Une amie, en me retournant un livre que je lui avais prêté, m'a à son tour convié à la lecture d'un livre du philosophe Frédéric Lenoir. Ce que j'ai fait. Ce n'était pas le premier livre de cet auteur que je parcourais, mais je retrouvais dans celui-ci une démarche d'écriture si proche de la mienne que je plongeais dans ses lignes avec une belle gourmandise. Pourtant, si quelques champs d'investigation nous sont communs comme le bouddhisme et la méditation, nous n'avions pas vraiment les mêmes auteurs de référence.
Il cite souvent Confucius, Aristote, Epicure, Plotin, Spinoza, Montaigne et d'autres encore, qui ne constituent pas mon socle de référence. Mais d'autres nous sont communs comme les auteurs stoïciens. Pour ma part ma base de référence, comme vous pouvez en juger, tourne plutôt autour de Socrate, Platon, mais surtout Schopenhauer, les constructivistes, ou des sociologues, des psychanalystes et des spiritualistes. D'autres lectures des auteurs anarchistes tels Proudhon, Bakounine ou Guérin, ont forgé ma conscience politique loin d'un Marx dont je sais qu'il n'a jamais travaillé de sa vie.

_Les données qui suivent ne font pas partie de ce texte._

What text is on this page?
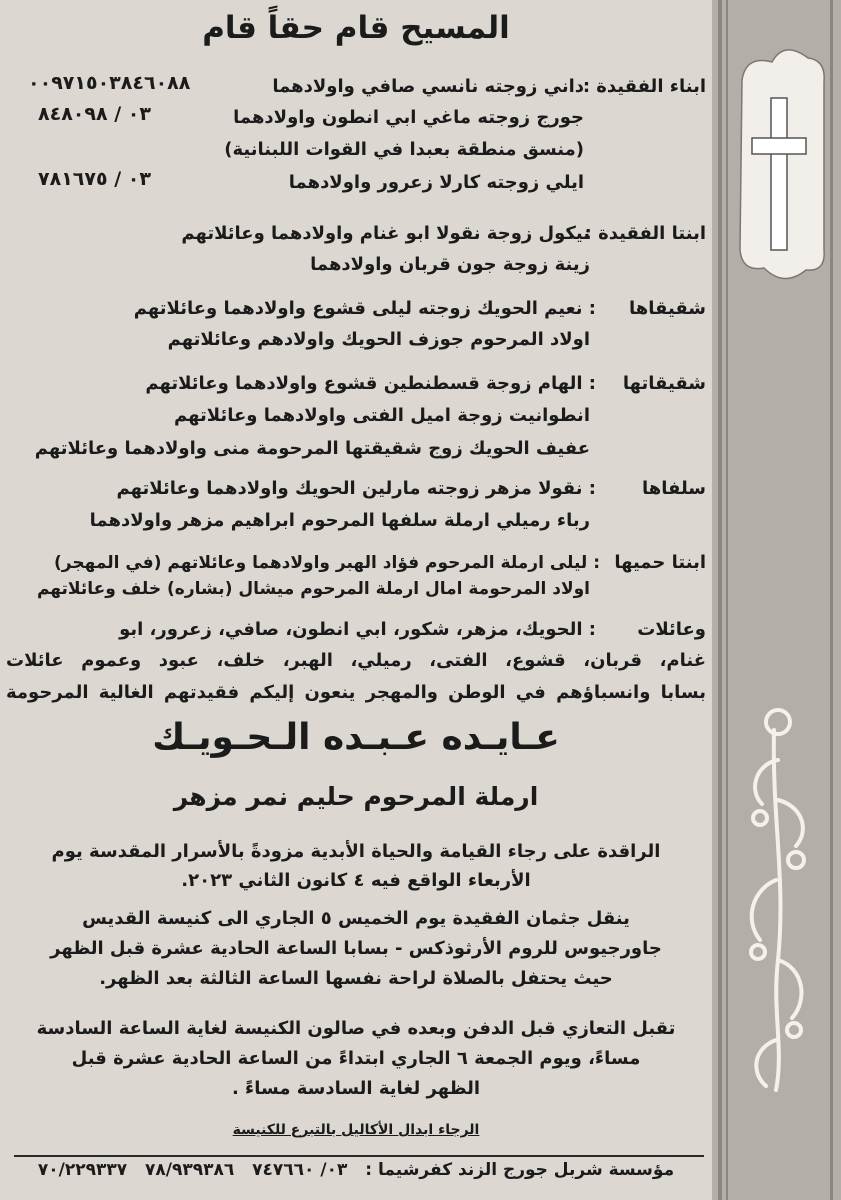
المسيح قام حقاً قام
ابناء الفقيدة :
داني زوجته نانسي صافي واولادهما
٠٠٩٧١٥٠٣٨٤٦٠٨٨
جورج زوجته ماغي ابي انطون واولادهما
٠٣ / ٨٤٨٠٩٨
(منسق منطقة بعبدا في القوات اللبنانية)
ايلي زوجته كارلا زعرور واولادهما
٠٣ / ٧٨١٦٧٥
ابنتا الفقيدة :
نيكول زوجة نقولا ابو غنام واولادهما وعائلاتهم
زينة زوجة جون قربان واولادهما
شقيقاها
: نعيم الحويك زوجته ليلى قشوع واولادهما وعائلاتهم
اولاد المرحوم جوزف الحويك واولادهم وعائلاتهم
شقيقاتها
: الهام زوجة قسطنطين قشوع واولادهما وعائلاتهم
انطوانيت زوجة اميل الفتى واولادهما وعائلاتهم
عفيف الحويك زوج شقيقتها المرحومة منى واولادهما وعائلاتهم
سلفاها
: نقولا مزهر زوجته مارلين الحويك واولادهما وعائلاتهم
رباء رميلي ارملة سلفها المرحوم ابراهيم مزهر واولادهما
ابنتا حميها
: ليلى ارملة المرحوم فؤاد الهبر واولادهما وعائلاتهم (في المهجر)
اولاد المرحومة امال ارملة المرحوم ميشال (بشاره) خلف وعائلاتهم
وعائلات
: الحويك، مزهر، شكور، ابي انطون، صافي، زعرور، ابو
غنام، قربان، قشوع، الفتى، رميلي، الهبر، خلف، عبود وعموم عائلات
بسابا وانسباؤهم في الوطن والمهجر ينعون إليكم فقيدتهم الغالية المرحومة
عـايـده عـبـده الـحـويـك
ارملة المرحوم حليم نمر مزهر
الراقدة على رجاء القيامة والحياة الأبدية مزودةً بالأسرار المقدسة يوم
الأربعاء الواقع فيه ٤ كانون الثاني ٢٠٢٣.
ينقل جثمان الفقيدة يوم الخميس ٥ الجاري الى كنيسة القديس
جاورجيوس للروم الأرثوذكس - بسابا الساعة الحادية عشرة قبل الظهر
حيث يحتفل بالصلاة لراحة نفسها الساعة الثالثة بعد الظهر.
تقبل التعازي قبل الدفن وبعده في صالون الكنيسة لغاية الساعة السادسة
مساءً، ويوم الجمعة ٦ الجاري ابتداءً من الساعة الحادية عشرة قبل
الظهر لغاية السادسة مساءً .
الرجاء ابدال الأكاليل بالتبرع للكنيسة
مؤسسة شربل جورج الزند كفرشيما : ٠٣/ ٧٤٧٦٦٠ ٧٨/٩٣٩٣٨٦ ٧٠/٢٢٩٣٣٧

Mais, relisant Lenoir, je me mirais dans son propos et je pris alors conscience que les auteurs que nous dévorons sont autant de miroirs que nous plaçons sur notre parcours, dans les textes desquels nous construisons notre propos. De fait, je réalisais que nous œuvrions dans la lecture à comprendre ce que "l'autre dit". Cette action pouvait se doubler d'une critique, parfois rigoureuse, parfois superficielle. Mais c'est elle qui permettait de reconstruire notre regard sur le monde. Ces géants qui nous ont précédés, ces colosses sur les épaules desquels nous nous sommes parfois assis pour voir plus loin, constituent le terreau où nous avons poussé et grandi. Les autres sont comme ces arbres que j'escaladais gamin pour voir au loin. L'autre est donc ce miroir dans lequel nous taillons notre propre profil, construisons et rédigeons notre propre pensée.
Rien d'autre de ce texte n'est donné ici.